Not to take away from the gist of your message but flying has more impact than that. The amount of CO2 is just one aspect of it. https://www.bbc.com/future/article/20200218-climate-change-how-to-cut-your-carbon-emissions-when-flying says "Together with other gases and the water vapour trails produced by aircraft, the industry is responsible for around 5% of global warming."

axbom,
@axbom@axbom.me avatar

@cartocalypse

Yeah, it’s not obvious how to relate all the figures to one another. The article you shared says ”Around 2.4% of global CO2 emissions come from aviation” which is consistent with the data in the article I linked to as well.

I’ve not seen a ”percentage of global warming” figure for the IT industry but when it comes to data centers, CO2 is also just one aspect of it. Mineral mining, transportation (including flights), deliveries to and from facilities, massive water consumption, etceteras. It’s certainly up there.

mina,
@mina@berlin.social avatar

@axbom

That's actually an important aspect: the rise of computing has a lot to do with cost-cutting.

However: The equation misses all the external costs, which eventually the global society has to bear - not only in terms of money, but also in terms of human suffering and destruction of nature.

@cartocalypse

StreetDogg,
@StreetDogg@norden.social avatar

@cartocalypse @axbom The comparison has several issues.

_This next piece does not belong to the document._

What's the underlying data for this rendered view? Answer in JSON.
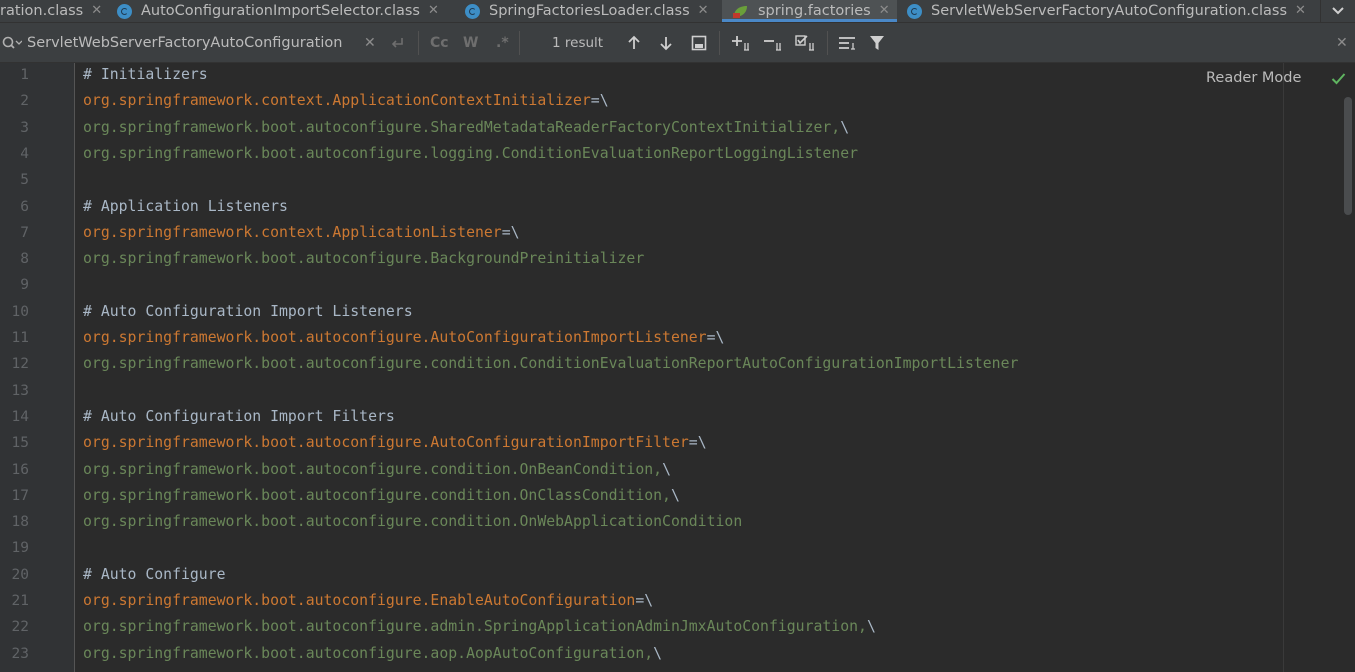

The main one is probably that the energy needs of aviation are hard to electrify, while computing is already electric. And power production can (& must) be switched to renewables.

So for computation the main problem is that the demand is growing fast while the transition of power production is lagging behind. For aviation there is not really a viable solution at all.

But both also have other issues than just their power needs, of course.